One obvious point is that whether one is advanced or not depends upon the context of the dive. In another thread, someone mentioned a sign of an advanced diver including being able to exit and enter in relatively rough surf. I have never even see a dive done under those circumstances, so I guess by that definition I cannot be an advanced diver. Before he did his record setting cave dive to a depth beyond 270 meters, I am pretty sure David Shaw had never done such a dive either, so I guess he was not an advanced diver, either. I wonder how many dives like that Sheck Exley did as well. (I don't know.) There are skills some relatively beginning dives use routinely because of where they dive that have never been used by many highly experienced divers around the world.

When I was an OW instructor with hundreds of dives, I thought I was a pretty advanced diver. Now, although I have full cave and trimix certifications, I consider myself something of a beginner diver. The context is everything.
 
Here is another thought related to the issue of safety and planning. Some have argued that the ability to plan a safe dive is the key component of the definition of a safe diver.

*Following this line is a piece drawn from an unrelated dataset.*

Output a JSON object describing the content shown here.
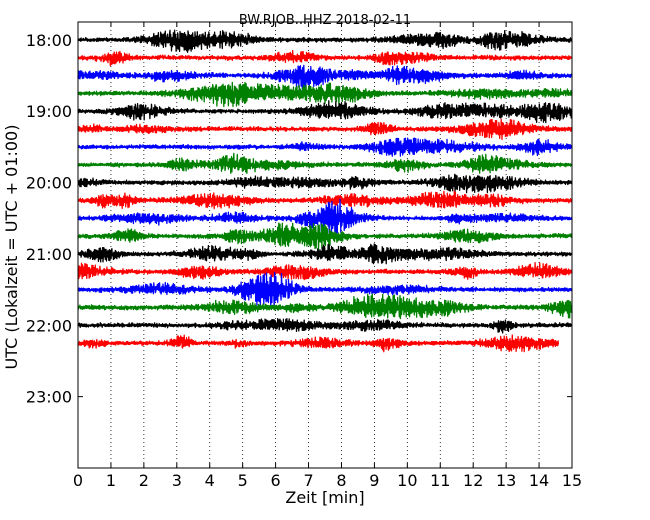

Before his last dive, David Shaw and a highly experienced tech instructor put together a huge team with the best equipment they could get. They had news coverage on site, and they had a chamber on site. They talked through every aspect of the dive over and over again. All divers on the team (I think there were 16) had specific jobs and knew to the minute when they were supposed to enter the water to do their parts. Shaw himself rehearsed every step of his role to make sure he could do everything within the very short bottom time he would have at 270 meters of depth. He had been to that depth before and knew his equipment could function there. (No one else could say that.) He was confident.

Two mistakes were made. One of them was very understandable and ultimately not serious, but the second was shocking and fatal. They were recovering a body they expected to be skeletal and negatively buoyant, but it had turned to soap within the wetsuit and floated, making the planned recovery process impossible. After the dive, experts explained the biological process, leading the surviving dive leader to ask where all that knowledge was before the dive. Still, once Shaw realized the problem, it was not fatal because he aborted the attempt at the appropriate pre-planned time limit.

That was where the second error came to play. During planning, they realized that the helmet camera he was wearing prevented him from doing what he normally did with his dive light when he needed to work with two hands: loop the cord over his neck. In the planning sessions, he decided that he would just let it dangle. When I read that, I almost shouted "What the H--- are you thinking?" His dive instructor friend (who got severe DCS on the dive when he tried to save Shaw) later said he never heard that part of the plan, or he would have nixed it. If I had announced that idea during my intro to Tech class, I think my instructor would have hit me. There has to be something about his gear setup that I don't understand, because to me there is such an obvious clip-off solution--the one I would have used without giving it a thought--that I cannot believe it was not used. As any cave instructor would predict, when Shaw aborted the dive and turned back to the ascent line, he found that his light head was thoroughly wrapped in the line leading to the body, and with his CO2 levels raised to an extreme, he was unable to free himself in time and passed out.

So how does someone as skilled as that make such a basic mistake and even include the mistake in planning, without any of the other highly skilled divers there pointing it out? Is a diver who makes such a basic mistake a beginning or an advanced diver? If that means he is not an advanced diver, then I would argue that there is no such thing.